A big part of figuring out how to accept ACH payments is understanding how much this new system will cost your law firm.According to Merchant Maverick, you can expect a flat $0.20-$1.50 fee per transaction, a 0.5-1.5% fee per transaction, or a combination of the two.

“However, in contrast to credit card transactions, many providers place a cap on ACH fees. This tends to fall somewhere around $5,” adds Merchant Maverick, making ACH payments very cost effective for lawyers.

That said, there are additional fees you need to take into consideration:

ACH payments

Source: Merchant Maverick via GoCardless

So, after all this, is it time ACH payments for lawyers become the go-to option?

ACH payments for lawyers: Really the best option?

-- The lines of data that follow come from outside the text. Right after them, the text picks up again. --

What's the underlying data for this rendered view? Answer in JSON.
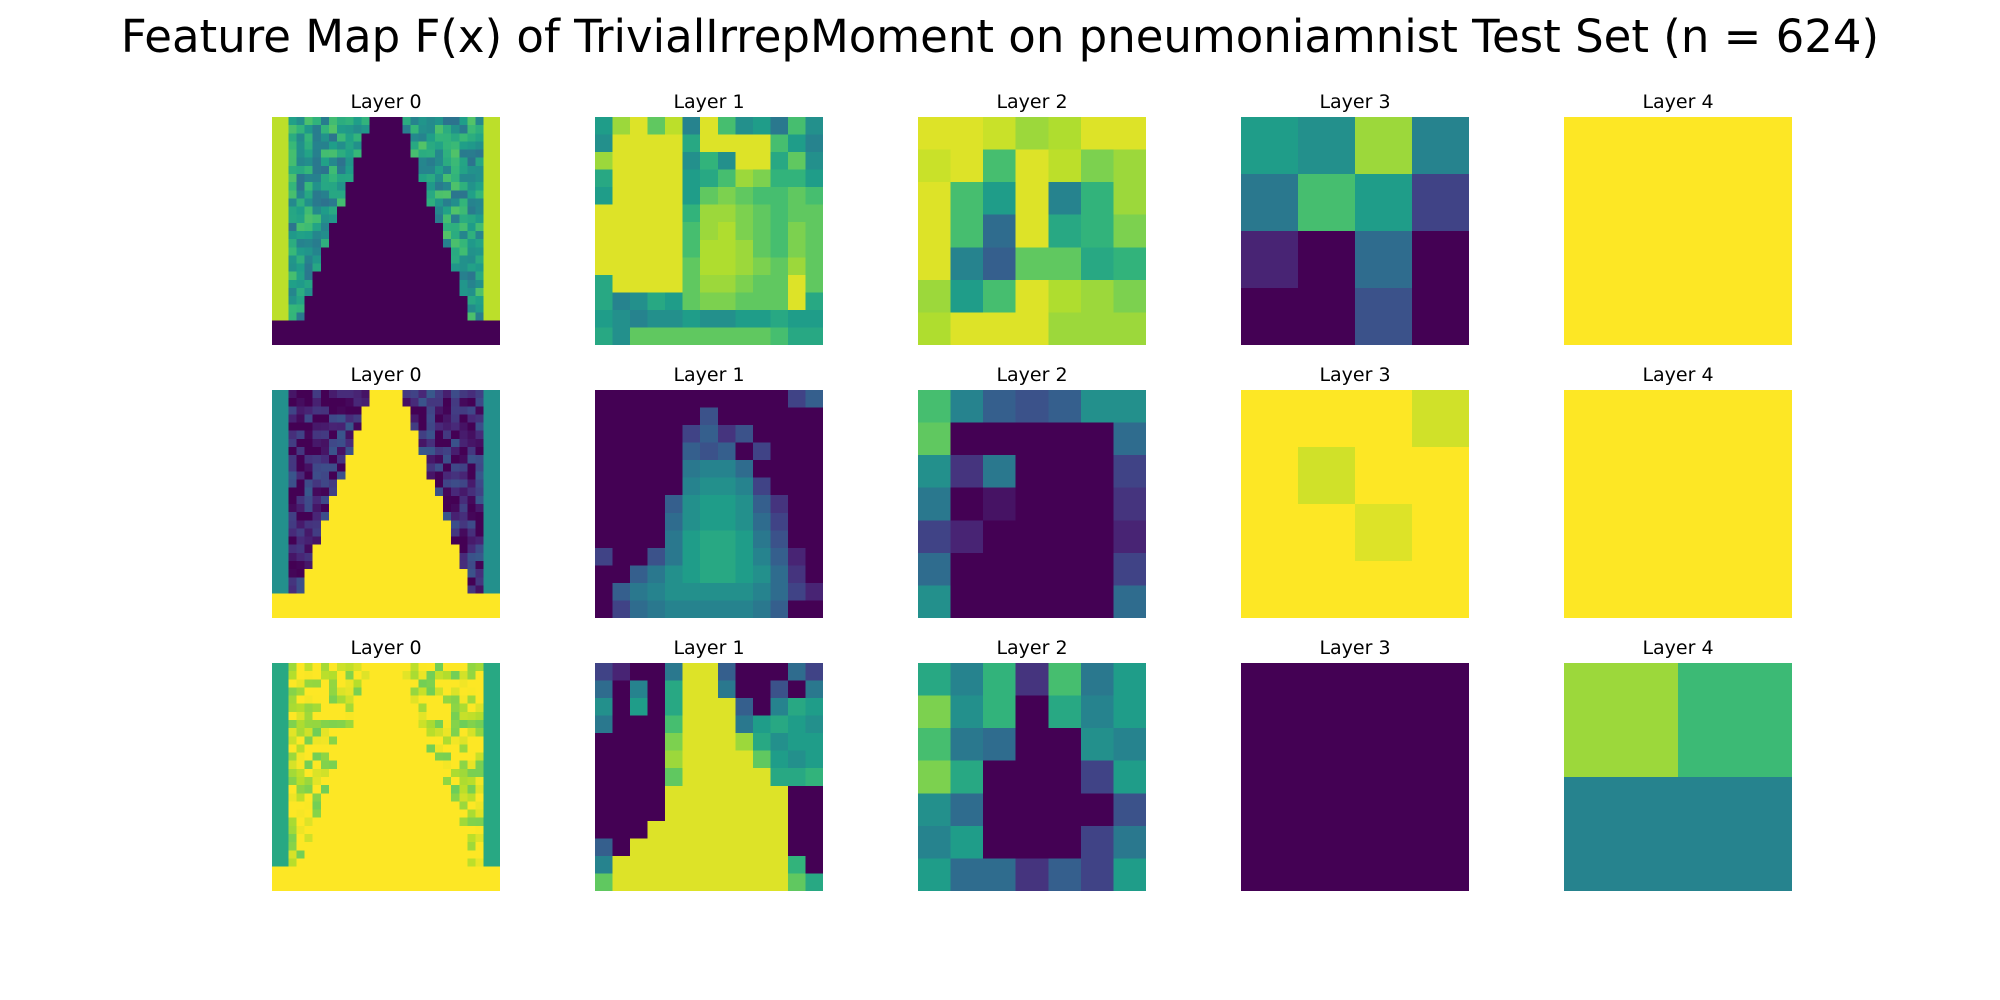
{
  "chart_data": {
    "type": "heatmap",
    "title": "Feature Map F(x) of TrivialIrrepMoment on pneumoniamnist Test Set (n = 624)",
    "colormap": "viridis",
    "value_range": [
      0,
      1
    ],
    "rows": [
      {
        "panels": [
          {
            "title": "Layer 0",
            "pattern": "lungs",
            "params": {
              "inner": 0.0,
              "outer": 0.55,
              "rim": 0.9,
              "bottom": 0.0,
              "seed": 1
            }
          },
          {
            "title": "Layer 1",
            "grid": [
              [
                0.55,
                0.85,
                0.95,
                0.75,
                0.9,
                0.45,
                0.95,
                0.7,
                0.5,
                0.55,
                0.4,
                0.7,
                0.5
              ],
              [
                0.5,
                0.95,
                0.95,
                0.95,
                0.95,
                0.6,
                0.95,
                0.95,
                0.95,
                0.95,
                0.7,
                0.55,
                0.45
              ],
              [
                0.85,
                0.95,
                0.95,
                0.95,
                0.95,
                0.5,
                0.65,
                0.5,
                0.95,
                0.95,
                0.6,
                0.75,
                0.5
              ],
              [
                0.6,
                0.95,
                0.95,
                0.95,
                0.95,
                0.55,
                0.6,
                0.7,
                0.85,
                0.8,
                0.65,
                0.65,
                0.55
              ],
              [
                0.55,
                0.95,
                0.95,
                0.95,
                0.95,
                0.55,
                0.75,
                0.8,
                0.75,
                0.7,
                0.7,
                0.75,
                0.7
              ],
              [
                0.95,
                0.95,
                0.95,
                0.95,
                0.95,
                0.65,
                0.85,
                0.85,
                0.8,
                0.75,
                0.7,
                0.75,
                0.75
              ],
              [
                0.95,
                0.95,
                0.95,
                0.95,
                0.95,
                0.7,
                0.85,
                0.88,
                0.8,
                0.75,
                0.7,
                0.8,
                0.75
              ],
              [
                0.95,
                0.95,
                0.95,
                0.95,
                0.95,
                0.7,
                0.88,
                0.88,
                0.85,
                0.75,
                0.7,
                0.8,
                0.75
              ],
              [
                0.95,
                0.95,
                0.95,
                0.95,
                0.95,
                0.75,
                0.88,
                0.88,
                0.85,
                0.8,
                0.75,
                0.85,
                0.75
              ],
              [
                0.6,
                0.95,
                0.95,
                0.95,
                0.95,
                0.75,
                0.85,
                0.85,
                0.8,
                0.75,
                0.75,
                0.95,
                0.75
              ],
              [
                0.6,
                0.45,
                0.5,
                0.6,
                0.55,
                0.75,
                0.8,
                0.8,
                0.75,
                0.75,
                0.75,
                0.95,
                0.6
              ],
              [
                0.55,
                0.5,
                0.45,
                0.5,
                0.5,
                0.55,
                0.5,
                0.5,
                0.55,
                0.55,
                0.6,
                0.55,
                0.55
              ],
              [
                0.6,
                0.5,
                0.75,
                0.75,
                0.75,
                0.75,
                0.75,
                0.75,
                0.75,
                0.75,
                0.7,
                0.6,
                0.6
              ]
            ]
          },
          {
            "title": "Layer 2",
            "grid": [
              [
                0.95,
                0.95,
                0.92,
                0.85,
                0.88,
                0.95,
                0.95
              ],
              [
                0.92,
                0.95,
                0.7,
                0.95,
                0.9,
                0.8,
                0.85
              ],
              [
                0.95,
                0.7,
                0.55,
                0.95,
                0.45,
                0.65,
                0.85
              ],
              [
                0.95,
                0.7,
                0.35,
                0.95,
                0.6,
                0.65,
                0.8
              ],
              [
                0.95,
                0.45,
                0.3,
                0.75,
                0.75,
                0.6,
                0.65
              ],
              [
                0.85,
                0.55,
                0.7,
                0.95,
                0.88,
                0.85,
                0.8
              ],
              [
                0.88,
                0.95,
                0.95,
                0.95,
                0.85,
                0.85,
                0.85
              ]
            ]
          },
          {
            "title": "Layer 3",
            "grid": [
              [
                0.55,
                0.5,
                0.85,
                0.45
              ],
              [
                0.4,
                0.7,
                0.55,
                0.2
              ],
              [
                0.1,
                0.0,
                0.35,
                0.0
              ],
              [
                0.0,
                0.0,
                0.25,
                0.0
              ]
            ]
          },
          {
            "title": "Layer 4",
            "grid": [
              [
                1.0
              ]
            ]
          }
        ]
      },
      {
        "panels": [
          {
            "title": "Layer 0",
            "pattern": "lungs",
            "params": {
              "inner": 1.0,
              "outer": 0.1,
              "rim": 0.5,
              "bottom": 1.0,
              "seed": 2
            }
          },
          {
            "title": "Layer 1",
            "grid": [
              [
                0.0,
                0.0,
                0.0,
                0.0,
                0.0,
                0.0,
                0.0,
                0.0,
                0.0,
                0.0,
                0.0,
                0.2,
                0.3
              ],
              [
                0.0,
                0.0,
                0.0,
                0.0,
                0.0,
                0.0,
                0.25,
                0.0,
                0.0,
                0.0,
                0.0,
                0.0,
                0.0
              ],
              [
                0.0,
                0.0,
                0.0,
                0.0,
                0.0,
                0.2,
                0.3,
                0.15,
                0.25,
                0.0,
                0.0,
                0.0,
                0.0
              ],
              [
                0.0,
                0.0,
                0.0,
                0.0,
                0.0,
                0.3,
                0.25,
                0.3,
                0.0,
                0.2,
                0.0,
                0.0,
                0.0
              ],
              [
                0.0,
                0.0,
                0.0,
                0.0,
                0.0,
                0.4,
                0.45,
                0.45,
                0.35,
                0.0,
                0.0,
                0.0,
                0.0
              ],
              [
                0.0,
                0.0,
                0.0,
                0.0,
                0.0,
                0.45,
                0.5,
                0.5,
                0.45,
                0.2,
                0.0,
                0.0,
                0.0
              ],
              [
                0.0,
                0.0,
                0.0,
                0.0,
                0.3,
                0.5,
                0.55,
                0.55,
                0.5,
                0.3,
                0.15,
                0.0,
                0.0
              ],
              [
                0.0,
                0.0,
                0.0,
                0.0,
                0.35,
                0.5,
                0.55,
                0.55,
                0.5,
                0.35,
                0.2,
                0.0,
                0.0
              ],
              [
                0.0,
                0.0,
                0.0,
                0.0,
                0.4,
                0.55,
                0.6,
                0.6,
                0.55,
                0.4,
                0.25,
                0.0,
                0.0
              ],
              [
                0.2,
                0.0,
                0.0,
                0.25,
                0.4,
                0.55,
                0.6,
                0.6,
                0.55,
                0.45,
                0.3,
                0.1,
                0.0
              ],
              [
                0.0,
                0.0,
                0.3,
                0.4,
                0.5,
                0.55,
                0.6,
                0.6,
                0.55,
                0.5,
                0.35,
                0.15,
                0.0
              ],
              [
                0.0,
                0.3,
                0.4,
                0.45,
                0.5,
                0.5,
                0.5,
                0.5,
                0.5,
                0.45,
                0.35,
                0.2,
                0.1
              ],
              [
                0.0,
                0.2,
                0.35,
                0.4,
                0.45,
                0.45,
                0.45,
                0.45,
                0.45,
                0.4,
                0.3,
                0.0,
                0.0
              ]
            ]
          },
          {
            "title": "Layer 2",
            "grid": [
              [
                0.7,
                0.45,
                0.3,
                0.25,
                0.3,
                0.5,
                0.5
              ],
              [
                0.75,
                0.0,
                0.0,
                0.0,
                0.0,
                0.0,
                0.35
              ],
              [
                0.5,
                0.15,
                0.4,
                0.0,
                0.0,
                0.0,
                0.2
              ],
              [
                0.4,
                0.0,
                0.05,
                0.0,
                0.0,
                0.0,
                0.15
              ],
              [
                0.2,
                0.1,
                0.0,
                0.0,
                0.0,
                0.0,
                0.1
              ],
              [
                0.35,
                0.0,
                0.0,
                0.0,
                0.0,
                0.0,
                0.2
              ],
              [
                0.5,
                0.0,
                0.0,
                0.0,
                0.0,
                0.0,
                0.35
              ]
            ]
          },
          {
            "title": "Layer 3",
            "grid": [
              [
                1.0,
                1.0,
                1.0,
                0.93
              ],
              [
                1.0,
                0.93,
                1.0,
                1.0
              ],
              [
                1.0,
                1.0,
                0.95,
                1.0
              ],
              [
                1.0,
                1.0,
                1.0,
                1.0
              ]
            ]
          },
          {
            "title": "Layer 4",
            "grid": [
              [
                1.0
              ]
            ]
          }
        ]
      },
      {
        "panels": [
          {
            "title": "Layer 0",
            "pattern": "lungs",
            "params": {
              "inner": 1.0,
              "outer": 0.95,
              "rim": 0.6,
              "bottom": 1.0,
              "seed": 3
            }
          },
          {
            "title": "Layer 1",
            "grid": [
              [
                0.2,
                0.1,
                0.0,
                0.0,
                0.4,
                0.95,
                0.95,
                0.3,
                0.0,
                0.0,
                0.0,
                0.35,
                0.2
              ],
              [
                0.35,
                0.0,
                0.45,
                0.0,
                0.6,
                0.95,
                0.95,
                0.4,
                0.0,
                0.0,
                0.25,
                0.0,
                0.4
              ],
              [
                0.5,
                0.0,
                0.55,
                0.0,
                0.6,
                0.95,
                0.95,
                0.95,
                0.3,
                0.0,
                0.45,
                0.6,
                0.55
              ],
              [
                0.4,
                0.0,
                0.0,
                0.0,
                0.7,
                0.95,
                0.95,
                0.95,
                0.4,
                0.55,
                0.6,
                0.55,
                0.5
              ],
              [
                0.0,
                0.0,
                0.0,
                0.0,
                0.8,
                0.95,
                0.95,
                0.95,
                0.85,
                0.6,
                0.5,
                0.55,
                0.55
              ],
              [
                0.0,
                0.0,
                0.0,
                0.0,
                0.85,
                0.95,
                0.95,
                0.95,
                0.95,
                0.75,
                0.55,
                0.5,
                0.55
              ],
              [
                0.0,
                0.0,
                0.0,
                0.0,
                0.75,
                0.95,
                0.95,
                0.95,
                0.95,
                0.95,
                0.6,
                0.6,
                0.65
              ],
              [
                0.0,
                0.0,
                0.0,
                0.0,
                0.95,
                0.95,
                0.95,
                0.95,
                0.95,
                0.95,
                0.95,
                0.0,
                0.0
              ],
              [
                0.0,
                0.0,
                0.0,
                0.0,
                0.95,
                0.95,
                0.95,
                0.95,
                0.95,
                0.95,
                0.95,
                0.0,
                0.0
              ],
              [
                0.0,
                0.0,
                0.0,
                0.95,
                0.95,
                0.95,
                0.95,
                0.95,
                0.95,
                0.95,
                0.95,
                0.0,
                0.0
              ],
              [
                0.3,
                0.0,
                0.95,
                0.95,
                0.95,
                0.95,
                0.95,
                0.95,
                0.95,
                0.95,
                0.95,
                0.0,
                0.0
              ],
              [
                0.45,
                0.95,
                0.95,
                0.95,
                0.95,
                0.95,
                0.95,
                0.95,
                0.95,
                0.95,
                0.95,
                0.65,
                0.0
              ],
              [
                0.75,
                0.95,
                0.95,
                0.95,
                0.95,
                0.95,
                0.95,
                0.95,
                0.95,
                0.95,
                0.95,
                0.75,
                0.6
              ]
            ]
          },
          {
            "title": "Layer 2",
            "grid": [
              [
                0.6,
                0.45,
                0.65,
                0.15,
                0.7,
                0.4,
                0.55
              ],
              [
                0.8,
                0.5,
                0.65,
                0.0,
                0.6,
                0.45,
                0.55
              ],
              [
                0.7,
                0.4,
                0.35,
                0.0,
                0.0,
                0.5,
                0.45
              ],
              [
                0.8,
                0.6,
                0.0,
                0.0,
                0.0,
                0.2,
                0.55
              ],
              [
                0.5,
                0.35,
                0.0,
                0.0,
                0.0,
                0.0,
                0.25
              ],
              [
                0.45,
                0.55,
                0.0,
                0.0,
                0.0,
                0.2,
                0.4
              ],
              [
                0.55,
                0.35,
                0.35,
                0.15,
                0.3,
                0.2,
                0.55
              ]
            ]
          },
          {
            "title": "Layer 3",
            "grid": [
              [
                0.0
              ]
            ]
          },
          {
            "title": "Layer 4",
            "grid": [
              [
                0.85,
                0.68
              ],
              [
                0.45,
                0.45
              ]
            ]
          }
        ]
      }
    ]
  }
}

ACH payments for lawyers are growing in popularity because they’re cost effective, convenient, and client-centered. Plus, with so many great tools out in the market, the daunting task of figuring out how to accept ACH payments becomes an easy one (At the risk of a shameless plug, platforms like Clio specialize in the legal industry, so you can collect more payments, get paid faster, and still remain ethical and compliant).

You don’t need to throw all other payment methods out the window. Many clients still use credit cards, wire transfers, and even checks. But when you expand your digital billing options, you reduce their effort in doing business with you, while helping them easily contribute to a more sustainable world.

What does ACH stand for?

ACH stands for “automated clearing house”. ACH is a U.S. financial network for electronic payments and money transfers. Sometimes referred to as direct payments, ACH payments are a way to transfer money from one bank account to another without using paper checks, credit card networks, cash, or wire transfers.


What is an ACH payment?

An ACH payment is an electronic or digital payment. ACH payments allow businesses, including law firms, to accept payments wherever and whenever is most convenient for clients. In addition, businesses can split fees into installments and automate billing systems.